The joint you are concerned about is a separation or control joint since the slab and the home are on different soils. Concrete has little "expansion" and has a long tern shrinkage that should be accounted for.
I'm in Northern California, Sacramento area. 100+ summers, mild winters with highs in 50's and 60's, only occasional bouts of freezing.
One edge of patio is poured along the concrete slab foundation of my home (10' in length). The other side of patio (15') is along existing concrete sidewalk. The other two sides are completely open.
If the worst thing that will happen is the patio may end up with more cracks I'd be disappointed but could live with it. More concerned it might create problems for my concrete slab foundation of the home.
There are contraction joints, one horizontal in the middle on through the vertical middle and it has a band around the edge seperating the stamped area from the smooth concrete area so shouldn't be an issue with that.
I did check with local building code to be sure expansion joints aren't required and they're not so I guess it'll work as-is.
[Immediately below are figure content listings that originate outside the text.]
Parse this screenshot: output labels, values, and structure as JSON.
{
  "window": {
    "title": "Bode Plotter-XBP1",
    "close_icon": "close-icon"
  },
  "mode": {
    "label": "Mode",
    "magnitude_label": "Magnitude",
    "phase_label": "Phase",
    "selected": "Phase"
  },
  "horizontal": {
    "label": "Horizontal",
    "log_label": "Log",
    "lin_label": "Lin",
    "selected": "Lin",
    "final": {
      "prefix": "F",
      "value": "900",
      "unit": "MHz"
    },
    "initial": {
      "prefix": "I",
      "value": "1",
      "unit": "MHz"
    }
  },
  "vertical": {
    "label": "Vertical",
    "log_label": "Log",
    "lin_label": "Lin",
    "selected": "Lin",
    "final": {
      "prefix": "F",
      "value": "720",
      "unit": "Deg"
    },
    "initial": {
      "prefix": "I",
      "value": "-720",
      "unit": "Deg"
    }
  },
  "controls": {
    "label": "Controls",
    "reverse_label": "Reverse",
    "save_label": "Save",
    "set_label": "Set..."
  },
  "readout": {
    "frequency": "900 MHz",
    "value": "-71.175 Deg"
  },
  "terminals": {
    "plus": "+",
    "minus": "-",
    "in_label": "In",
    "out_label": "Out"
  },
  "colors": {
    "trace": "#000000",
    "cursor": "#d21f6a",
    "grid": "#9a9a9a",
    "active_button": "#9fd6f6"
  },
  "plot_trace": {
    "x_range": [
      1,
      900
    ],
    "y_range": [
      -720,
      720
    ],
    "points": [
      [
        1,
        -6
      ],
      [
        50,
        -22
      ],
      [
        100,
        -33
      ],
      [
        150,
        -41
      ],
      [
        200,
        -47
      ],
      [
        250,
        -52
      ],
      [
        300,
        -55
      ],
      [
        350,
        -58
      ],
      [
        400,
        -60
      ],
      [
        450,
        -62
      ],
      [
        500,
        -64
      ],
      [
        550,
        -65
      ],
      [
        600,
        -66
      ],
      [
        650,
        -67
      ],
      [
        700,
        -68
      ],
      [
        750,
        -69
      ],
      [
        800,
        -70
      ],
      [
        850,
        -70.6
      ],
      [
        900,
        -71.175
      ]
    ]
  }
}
See http://www.johnbridge.com/control_joints.htm for an interesting discussion on expansion joints, contraction joints, and construction joints. In your case, it sounds like you have the contraction joints covered, but you really should have an expansion joint between the slab and the foundation of the house. The expansion joint would normally consist of a space at least 1/2 inch wide, filled with a flexible material that was watertight, such as cork, silicone caulk, butyl rubber, or similar material. The purpose of the joint would be to avoid exess buildup of stress in the concrete of either the patio or foundation when the concrete expands during the summer heat.
Note that the johnbridge site claims that concrete will expand 2/3 inch per hundred feet of concrete per hundred degrees F rise. In you case, the temperature difference between summer and winter is some 50 degrees, hence 1/3 inch per 100 feet of patio. Since your patio is about 20 feet, that is about 1/15 inch of movement, so you would not need a large expansion joint, only about 1/8 inch in theory, so you could in principle saw cut it if you could get a blade that close to the foundation. There may be an offset saw that could do it, I have never seen one, but there are lots of unusual tools out there.
danny, that's almost probably more'n even i wanna know :laughing: good link, tho, & thanks for posting it,,, i'm only aware of a flush diamond blade which's specific to wall saws,,, would almost bet slab shrinkage's compensated for the lack of exp jnt mtl.
i'd bet the 'band' is the trowel track on the perimeter,,, its not common for exp jnt mtl to be removed to accommodate jnt sealant on residential work but, as you're probably aware, the reason for most hgwy slab failure's the lack of properly-spac'd jnts together w/proper sealing to resist the intrusion of 'incompressibles' which cause slab blow-ups.